C’était une entrée en matière. À moi d’avancer mes pions au coup suivant. Puisqu’il le prenait sur le ton de la plaisanterie, je n’avais qu’à lui emboîter le pas.
— Oh, pour moi, il en va du sport comme de la musique : uniquement de chambre… dis-je en le regardant droit dans les yeux.
— Vaste programme, rétorqua-t-il. Et des plus intéressants…
Il semblait plus amusé par mon côté direct qu’effarouché. Au fond, j’étais sans doute le plus mal à l’aise des deux.
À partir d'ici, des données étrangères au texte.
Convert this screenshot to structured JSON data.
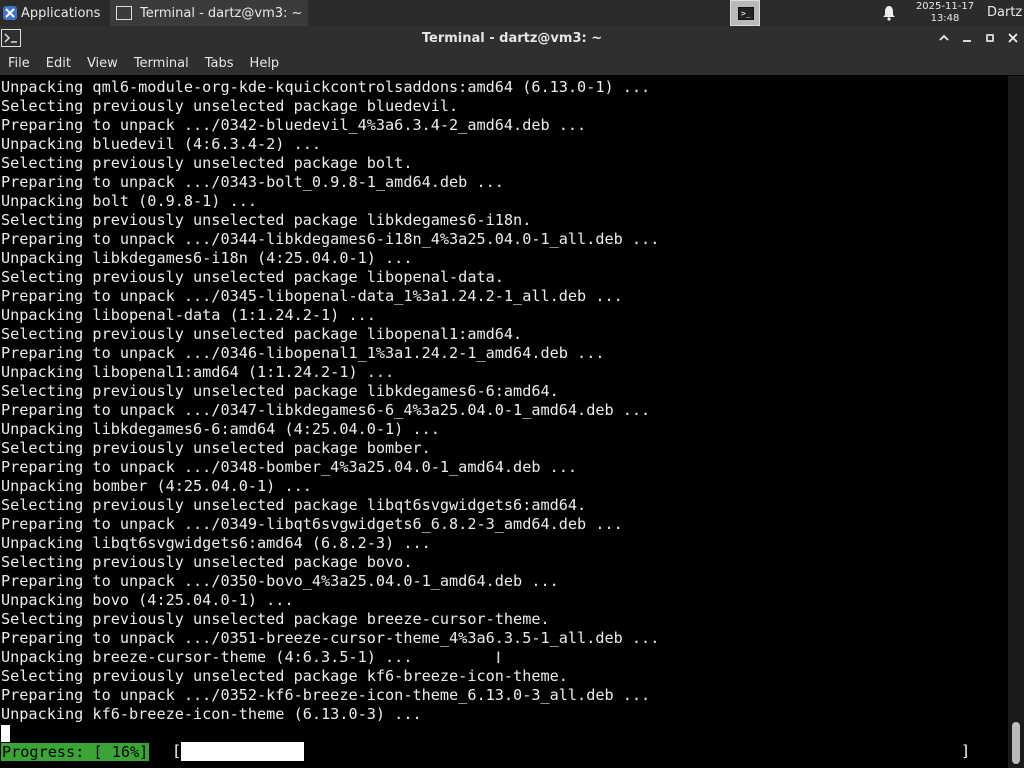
{
  "taskbar": {
    "applications_label": "Applications",
    "window_button_label": "Terminal - dartz@vm3: ~",
    "clock_date": "2025-11-17",
    "clock_time": "13:48",
    "user_label": "Dartz",
    "workspace_icon_text": ">_"
  },
  "window": {
    "title": "Terminal - dartz@vm3: ~",
    "icon_text": ">_"
  },
  "menu": {
    "items": [
      "File",
      "Edit",
      "View",
      "Terminal",
      "Tabs",
      "Help"
    ]
  },
  "terminal": {
    "lines": [
      "Unpacking qml6-module-org-kde-kquickcontrolsaddons:amd64 (6.13.0-1) ...",
      "Selecting previously unselected package bluedevil.",
      "Preparing to unpack .../0342-bluedevil_4%3a6.3.4-2_amd64.deb ...",
      "Unpacking bluedevil (4:6.3.4-2) ...",
      "Selecting previously unselected package bolt.",
      "Preparing to unpack .../0343-bolt_0.9.8-1_amd64.deb ...",
      "Unpacking bolt (0.9.8-1) ...",
      "Selecting previously unselected package libkdegames6-i18n.",
      "Preparing to unpack .../0344-libkdegames6-i18n_4%3a25.04.0-1_all.deb ...",
      "Unpacking libkdegames6-i18n (4:25.04.0-1) ...",
      "Selecting previously unselected package libopenal-data.",
      "Preparing to unpack .../0345-libopenal-data_1%3a1.24.2-1_all.deb ...",
      "Unpacking libopenal-data (1:1.24.2-1) ...",
      "Selecting previously unselected package libopenal1:amd64.",
      "Preparing to unpack .../0346-libopenal1_1%3a1.24.2-1_amd64.deb ...",
      "Unpacking libopenal1:amd64 (1:1.24.2-1) ...",
      "Selecting previously unselected package libkdegames6-6:amd64.",
      "Preparing to unpack .../0347-libkdegames6-6_4%3a25.04.0-1_amd64.deb ...",
      "Unpacking libkdegames6-6:amd64 (4:25.04.0-1) ...",
      "Selecting previously unselected package bomber.",
      "Preparing to unpack .../0348-bomber_4%3a25.04.0-1_amd64.deb ...",
      "Unpacking bomber (4:25.04.0-1) ...",
      "Selecting previously unselected package libqt6svgwidgets6:amd64.",
      "Preparing to unpack .../0349-libqt6svgwidgets6_6.8.2-3_amd64.deb ...",
      "Unpacking libqt6svgwidgets6:amd64 (6.8.2-3) ...",
      "Selecting previously unselected package bovo.",
      "Preparing to unpack .../0350-bovo_4%3a25.04.0-1_amd64.deb ...",
      "Unpacking bovo (4:25.04.0-1) ...",
      "Selecting previously unselected package breeze-cursor-theme.",
      "Preparing to unpack .../0351-breeze-cursor-theme_4%3a6.3.5-1_all.deb ...",
      "Unpacking breeze-cursor-theme (4:6.3.5-1) ...",
      "Selecting previously unselected package kf6-breeze-icon-theme.",
      "Preparing to unpack .../0352-kf6-breeze-icon-theme_6.13.0-3_all.deb ...",
      "Unpacking kf6-breeze-icon-theme (6.13.0-3) ..."
    ],
    "progress_label": "Progress: [ 16%]",
    "progress_fraction": 0.15,
    "bracket_open": "[",
    "bracket_close": "]"
  },
  "colors": {
    "progress_green": "#3aa435",
    "background": "#000000",
    "text": "#ececec"
  }
}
J’avais agi par pure provocation, sans réelle arrière-pensée même si, à y regarder de plus près, je le trouvais de plus en plus séduisant.
— Cela vous ennuie si je fais quelques pas avec vous ? demanda-t-il. Je ne voudrais pas attraper froid en restant figé trop longtemps.
— Pas du tout. De quel côté voulez-vous aller ?
Il choisit de poursuivre dans le sens de sa course, ainsi nous n’avions pas à passer devant ses suiveurs. Je m’efforçais de ne pas tourner la tête dans leur direction, il n’était pas besoin d’être grand clerc pour savoir qu’ils nous emboîteraient le pas.
Je me posais beaucoup de question sur cette situation. Elle ne me semblait pas des plus limpides au premier abord. Je me laissais séduire par un inconnu qui avait en permanence deux types baraqués à sa remorque. Son accent de l’Est ajoutait au mystère. Était-ce un ponte d’une quelconque mafia russe ? Difficile de le lui demander, en tout état de cause.

Nous refîmes un tour du parc. Il jouait avec Esmeralda tout en m’observant à la dérobée. Nous échangions des banalités comme si nous étions soudains incapables d’aborder le seul sujet qui nous brûlait les lèvres. Chacun attendait un nouveau signal de l’autre. Aucun ne voulait prendre l’initiative.
Finalement, au moment de nous séparer, alors que nous nous serrions la main sur la vague promesse de nous revoir un jour, je lui tandis une de mes cartes de visite professionnelles, que j’avais toujours sur moi par habitude.
— N’abandonnons pas une prochaine rencontre au hasard, appelez-moi si vous voulez…, lui dis-je avec mon plus beau sourire.
Il jeta un œil au bristol un peu prétentieux que je lui avais remis – fond bordeaux et lettrage doré –, en manifestant un certain intérêt.


— Les coordonnées téléphoniques, l’adresse, mon mail et mon site Internet figurent au dos, ajoutais-je.
— Juste un prénom ? remarqua-t-il.
— Oui, c’est plus simple.
— Et avec un “k”…
— C’est plus rare. Seulement 318 cas dans le monde depuis 1946, selon Internet.
— Erreur de l’état civil ?
— Non… trouvaille marketing. Ce n’est pas non plus mon prénom, d’ailleurs.
Cela avait l’air de l’amuser beaucoup. Il y avait dans ses yeux cette même lueur que j’avais déjà eu l’occasion d’observer la veille.
— Et quel est votre prénom ?
— Cherchez… Je vous le dirai la prochaine fois, s’il y en a une !
Puis je tirais sur la laisse d’Esmeralda, que je venais d’attacher, et nous partîmes sur un vague signe de la main aux deux hommes qui ne répondirent pas et lui emboîtèrent le pas.